UCR Department of Dance

Dr. Imani Kai Johnson

Associate Professor, Department of Dance, UC Riverside

Dark Matter in Breaking Cyphers: The Life of Africanist Aesthetics in Global Hip Hop

(Oxford University Press, 2022)

Come celebrate the publication of Dr. Imani Kai Johnson’s book with a distinguished panel of speakers:

Naomi Bragin (University of Washington Bothell)
Moncell Durden (University of Southern California)
Rosemarie Roberts (Connecticut College)
Ana Rokafella Garcia-Dionisio (Full Circle Productions)
H. Samy Alim (University of California, Los Angeles)

Friday, February 24th, 2023
1:30 p.m. - 3:00 p.m. PST

Free and open to the public.

Register in advance to attend the Zoom meeting

Download the poster here.  

Feel free to contact Professor Anthea Kraut at anthea.kraut@ucr.edu 
with any questions about the event.

Co-sponsored by the Center for Ideas and Society’s 
Blackness Unbound and Performing Difference Working Groups, Faculty Commons Project

IMANI KAI JOHNSON (She/Her/Hers)
Associate Professor

Dr. Imani Kai Johnson is an interdisciplinary scholar, specializing in the African diaspora, global popular culture, and Hip Hop. She was born and raised in Northern California, but comes to UC Riverside from her adopted home in Brooklyn New York. She has attended UC Berkeley (BA), New York University (MA), and the University of Southern California (Ph.D.) where she received her doctorate in American Studies & Ethnicity. Dr. Johnson’s work explores African diasporic ritual cultures, popular cultures, representations of race, and negotiations of racial, gender, and national differences.

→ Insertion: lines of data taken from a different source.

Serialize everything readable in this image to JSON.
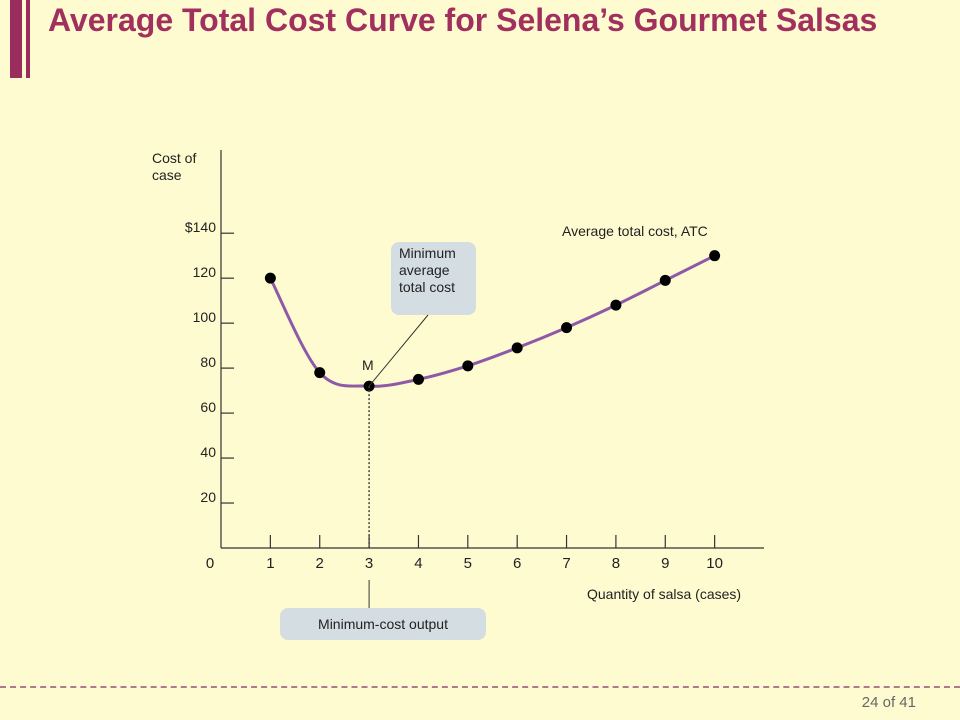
{
  "slide": {
    "title": "Average Total Cost Curve for Selena’s Gourmet Salsas",
    "page": "24 of 41"
  },
  "chart_data": {
    "type": "line",
    "ylabel": "Cost of case",
    "xlabel": "Quantity of salsa (cases)",
    "x_ticks": [
      "0",
      "1",
      "2",
      "3",
      "4",
      "5",
      "6",
      "7",
      "8",
      "9",
      "10"
    ],
    "y_ticks": [
      "20",
      "40",
      "60",
      "80",
      "100",
      "120",
      "$140"
    ],
    "y_tick_values": [
      20,
      40,
      60,
      80,
      100,
      120,
      140
    ],
    "xlim": [
      0,
      11
    ],
    "ylim": [
      0,
      177
    ],
    "series": [
      {
        "name": "Average total cost, ATC",
        "x": [
          1,
          2,
          3,
          4,
          5,
          6,
          7,
          8,
          9,
          10
        ],
        "y": [
          120,
          78,
          72,
          75,
          81,
          89,
          98,
          108,
          119,
          130
        ]
      }
    ],
    "annotations": {
      "point_label": "M",
      "min_callout": [
        "Minimum",
        "average",
        "total cost"
      ],
      "min_cost_output": "Minimum-cost output",
      "min_x": 3,
      "min_y": 72
    },
    "colors": {
      "curve": "#8e5aa8",
      "callout_fill": "#d4dde2",
      "title": "#a2305f"
    }
  }
}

Dr. Johnson’s book on the ritual circle in international Hip Hop dance communities is titled Dark Matter in Breaking Cyphers: the Life of Africanist Aesthetics in Global Hip Hop (Oxford University Press, 2022). This work examines the political, cultural, and spiritual nature of Hip Hop dance through a close examination of the ritual practice of cyphering—collaborative and competitive dance circles. Using the metaphor of “dark matter” (a physics concept about non-luminous matter comprising the majority of the universe), the book addresses histories of exclusion, marginalization, and invisibilization that fundamentally shape the aesthetic sensibilities of breaking culture, and the ways that such aesthetics inform the current circulation of Hip Hop dance transnationally. She has published articles in Alif, Women & Performance, and the Cambridge Companion to Hip Hop.